It is common in political discourse these days to pit “conservatives” against “liberals.” The former ideological group, we are told by the media, are in crisis, while the latter group is in the ascendant in American culture and politics. And self-designated conservatives have repeatedly let us know that presumptive Republican nominee Donald Trump is not a conservative.
Yet, even though the public frequently throws around these terms, few ever sit back and reflect upon what principles define a conservative or a liberal.

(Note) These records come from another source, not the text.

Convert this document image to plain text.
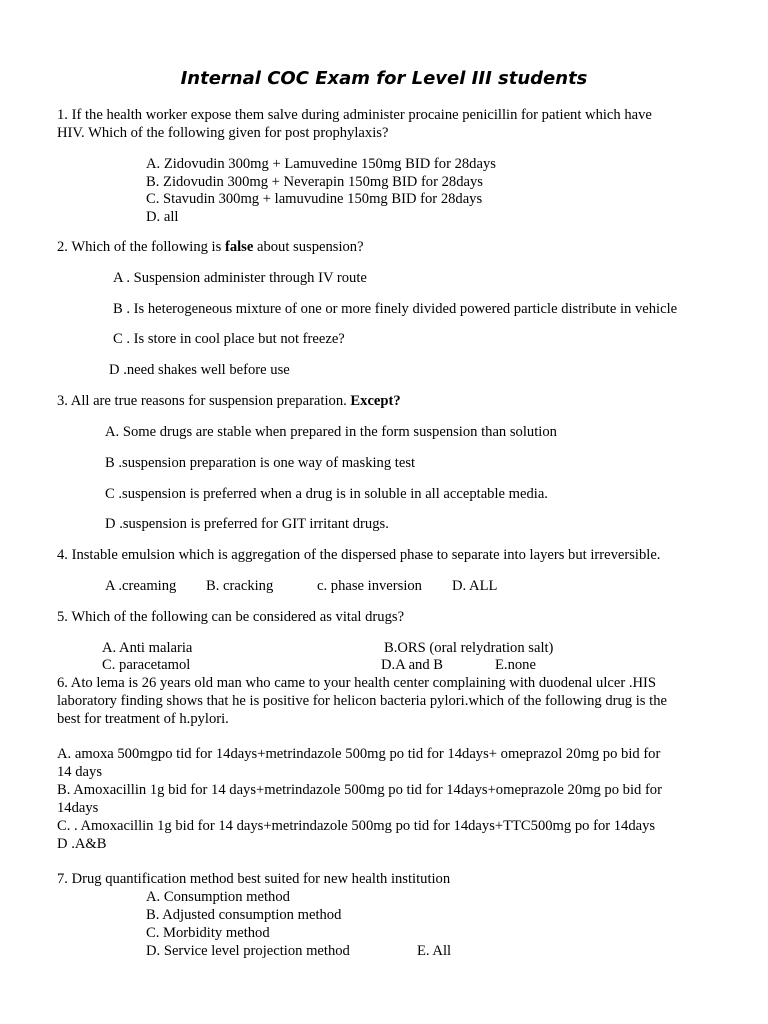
Internal COC Exam for Level III students
1. If the health worker expose them salve during administer procaine penicillin for patient which have
HIV. Which of the following given for post prophylaxis?
A. Zidovudin 300mg + Lamuvedine 150mg BID for 28days
B. Zidovudin 300mg + Neverapin 150mg BID for 28days
C. Stavudin 300mg + lamuvudine 150mg BID for 28days
D. all
2. Which of the following is false about suspension?
A . Suspension administer through IV route
B . Is heterogeneous mixture of one or more finely divided powered particle distribute in vehicle
C . Is store in cool place but not freeze?
D .need shakes well before use
3. All are true reasons for suspension preparation. Except?
A. Some drugs are stable when prepared in the form suspension than solution
B .suspension preparation is one way of masking test
C .suspension is preferred when a drug is in soluble in all acceptable media.
D .suspension is preferred for GIT irritant drugs.
4. Instable emulsion which is aggregation of the dispersed phase to separate into layers but irreversible.
A .creaming B. cracking	c. phase inversion D. ALL
5. Which of the following can be considered as vital drugs?
A. Anti malaria	B.ORS (oral relydration salt)
C. paracetamol	D.A and B	E.none
6. Ato lema is 26 years old man who came to your health center complaining with duodenal ulcer .HIS
laboratory finding shows that he is positive for helicon bacteria pylori.which of the following drug is the
best for treatment of h.pylori.
A. amoxa 500mgpo tid for 14days+metrindazole 500mg po tid for 14days+ omeprazol 20mg po bid for
14 days
B. Amoxacillin 1g bid for 14 days+metrindazole 500mg po tid for 14days+omeprazole 20mg po bid for
14days
C. . Amoxacillin 1g bid for 14 days+metrindazole 500mg po tid for 14days+TTC500mg po for 14days
D .A&B
7. Drug quantification method best suited for new health institution
A. Consumption method
B. Adjusted consumption method
C. Morbidity method
D. Service level projection method	E. All
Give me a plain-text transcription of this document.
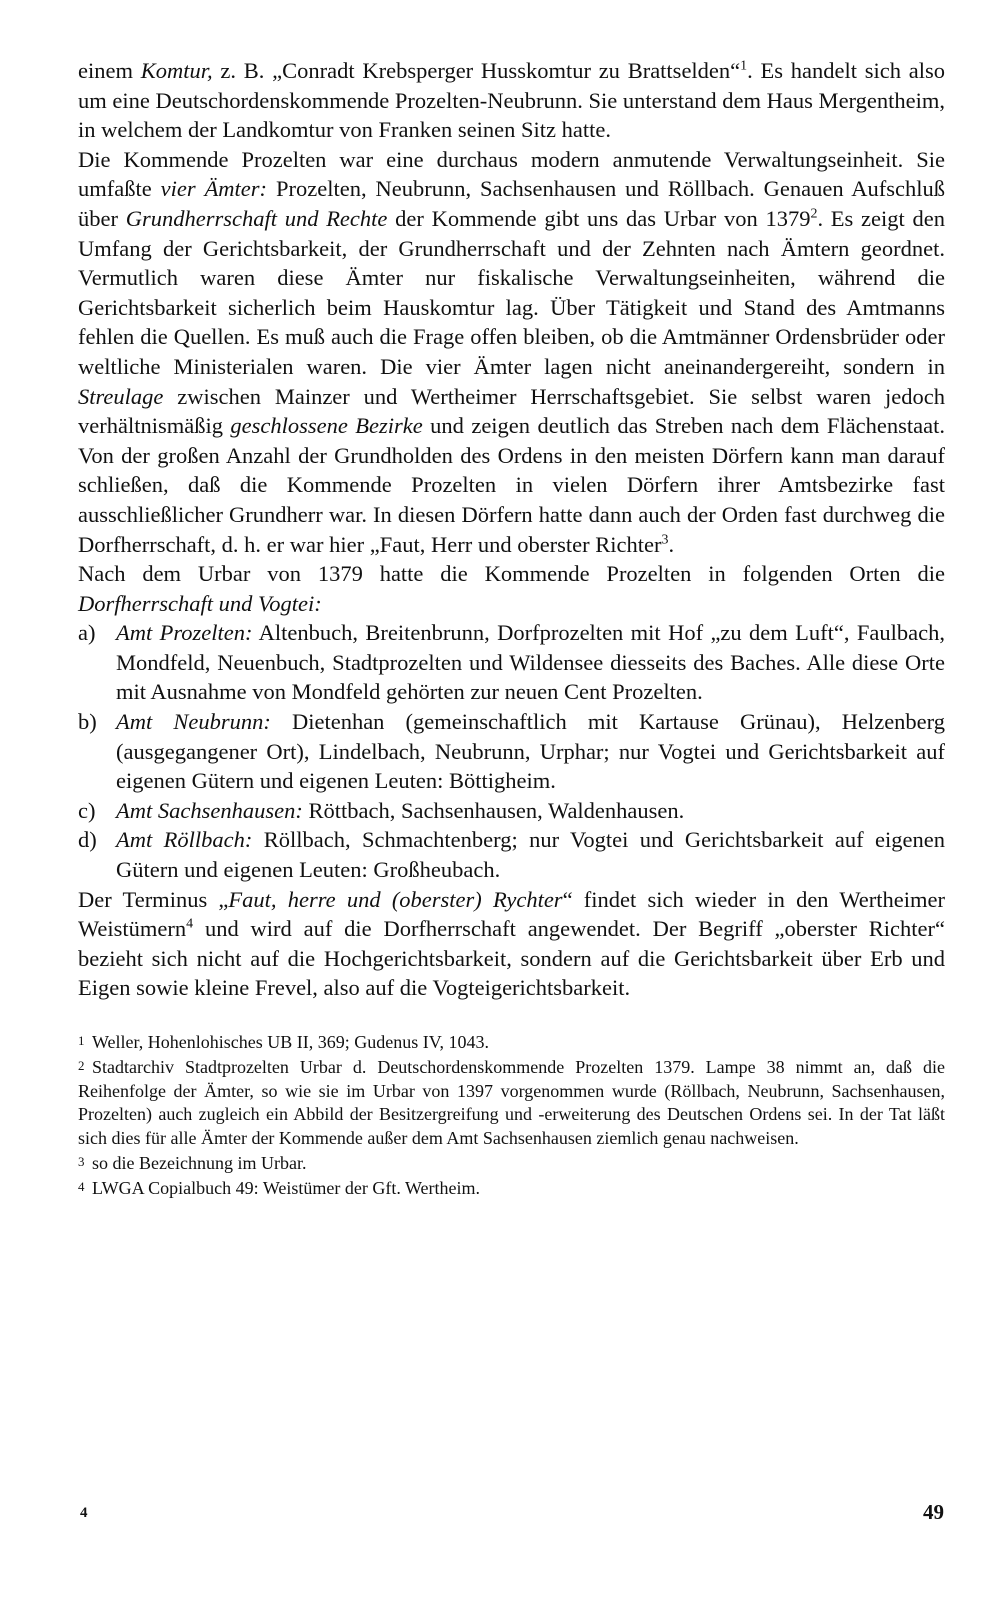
einem Komtur, z. B. „Conradt Krebsperger Husskomtur zu Brattselden“$^1$. Es handelt sich also um eine Deutschordenskommende Prozelten-Neubrunn. Sie unterstand dem Haus Mergentheim, in welchem der Landkomtur von Franken seinen Sitz hatte.

Die Kommende Prozelten war eine durchaus modern anmutende Verwaltungseinheit. Sie umfaßte vier Ämter: Prozelten, Neubrunn, Sachsenhausen und Röllbach. Genauen Aufschluß über Grundherrschaft und Rechte der Kommende gibt uns das Urbar von 1379$^2$. Es zeigt den Umfang der Gerichtsbarkeit, der Grundherrschaft und der Zehnten nach Ämtern geordnet. Vermutlich waren diese Ämter nur fiskalische Verwaltungseinheiten, während die Gerichtsbarkeit sicherlich beim Hauskomtur lag. Über Tätigkeit und Stand des Amtmanns fehlen die Quellen. Es muß auch die Frage offen bleiben, ob die Amtmänner Ordensbrüder oder weltliche Ministerialen waren. Die vier Ämter lagen nicht aneinandergereiht, sondern in Streulage zwischen Mainzer und Wertheimer Herrschaftsgebiet. Sie selbst waren jedoch verhältnismäßig geschlossene Bezirke und zeigen deutlich das Streben nach dem Flächenstaat. Von der großen Anzahl der Grundholden des Ordens in den meisten Dörfern kann man darauf schließen, daß die Kommende Prozelten in vielen Dörfern ihrer Amtsbezirke fast ausschließlicher Grundherr war. In diesen Dörfern hatte dann auch der Orden fast durchweg die Dorfherrschaft, d. h. er war hier „Faut, Herr und oberster Richter$^3$.

Nach dem Urbar von 1379 hatte die Kommende Prozelten in folgenden Orten die Dorfherrschaft und Vogtei:

a) Amt Prozelten: Altenbuch, Breitenbrunn, Dorfprozelten mit Hof „zu dem Luft“, Faulbach, Mondfeld, Neuenbuch, Stadtprozelten und Wildensee diesseits des Baches. Alle diese Orte mit Ausnahme von Mondfeld gehörten zur neuen Cent Prozelten.
b) Amt Neubrunn: Dietenhan (gemeinschaftlich mit Kartause Grünau), Helzenberg (ausgegangener Ort), Lindelbach, Neubrunn, Urphar; nur Vogtei und Gerichtsbarkeit auf eigenen Gütern und eigenen Leuten: Böttigheim.
c) Amt Sachsenhausen: Röttbach, Sachsenhausen, Waldenhausen.
d) Amt Röllbach: Röllbach, Schmachtenberg; nur Vogtei und Gerichtsbarkeit auf eigenen Gütern und eigenen Leuten: Großheubach.

Der Terminus „Faut, herre und (oberster) Rychter“ findet sich wieder in den Wertheimer Weistümern$^4$ und wird auf die Dorfherrschaft angewendet. Der Begriff „oberster Richter“ bezieht sich nicht auf die Hochgerichtsbarkeit, sondern auf die Gerichtsbarkeit über Erb und Eigen sowie kleine Frevel, also auf die Vogteigerichtsbarkeit.

1 Weller, Hohenlohisches UB II, 369; Gudenus IV, 1043.

2 Stadtarchiv Stadtprozelten Urbar d. Deutschordenskommende Prozelten 1379. Lampe 38 nimmt an, daß die Reihenfolge der Ämter, so wie sie im Urbar von 1397 vorgenommen wurde (Röllbach, Neubrunn, Sachsenhausen, Prozelten) auch zugleich ein Abbild der Besitzergreifung und -erweiterung des Deutschen Ordens sei. In der Tat läßt sich dies für alle Ämter der Kommende außer dem Amt Sachsenhausen ziemlich genau nachweisen.

3 so die Bezeichnung im Urbar.

4 LWGA Copialbuch 49: Weistümer der Gft. Wertheim.

4	49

In 1982, prolific author Russell Kirk took a stab at defining conservatism, offering the following six principles as “best discerned in the theoretical and practical politics of British and American conservatives”:
1) Transcendent Order
“First, conservatives generally believe that there exists a transcendent moral order, to which we ought to try to conform the ways of society. A divine tactic, however dimly descried, is at work in human society.”
2) Social Continuity
“They prefer the devil they know to the devil they don’t know. Order and justice and freedom, they believe, are the artificial products of a long and painful social experience, the results of centuries of trial and reflection and sacrifice… [N]ecessary change, they argue, ought to be gradual and discriminatory, never ‘unfixing old interests at once.’”
3) Prescription
“Conservatives sense that modern men and women are dwarfs on the shoulders of giants, able to see farther than their ancestors only because of the great stature of those who have preceded us in time. Therefore conservatives very frequently emphasize the importance of “prescription”—that is, of things established by immemorial usage, so ‘that the mind of man runneth not to the contrary.’”
4) Prudence
“Any public measure ought to be judged by its probable long-run consequences, not merely by temporary advantage or popularity. Liberals and radicals, the conservative holds, are imprudent: for they dash at their objectives without giving much heed to the risk of new abuses worse than the evils they hope to sweep away. Human society being complex, remedies cannot be simple if they are to be effective.”
5) Variety
“They feel affection for the proliferating intricacy of long-established social institutions and modes of life, as distinguished from the narrowing uniformity and deadening egalitarianism of radical systems. For the preservation of a healthy diversity in any civilization, there must survive orders and classes, differences in material condition, and many sorts of inequality. The only true forms of equality are equality in the Last Judgment and equality before a just court of law; all other attempts at leveling lead, at best, to social stagnation.”
6) Imperfection
“Man being imperfect, no perfect social order ever can be created. Because of human restlessness, mankind would grow rebellious under any utopian domination, and would break out once more in violent discontent—or else expire of boredom. To aim for utopia is to end in disaster, the conservative says: we are not made for perfect things. All that we reasonably can expect is a tolerably ordered, just, and free society, in which some evils, maladjustments, and suffering continue to lurk.”
Do you think these principles accurately capture the essence of “conservatism”? If so, has the failure to adhere to them perhaps led to the so-called “crisis” of conservatism in America today?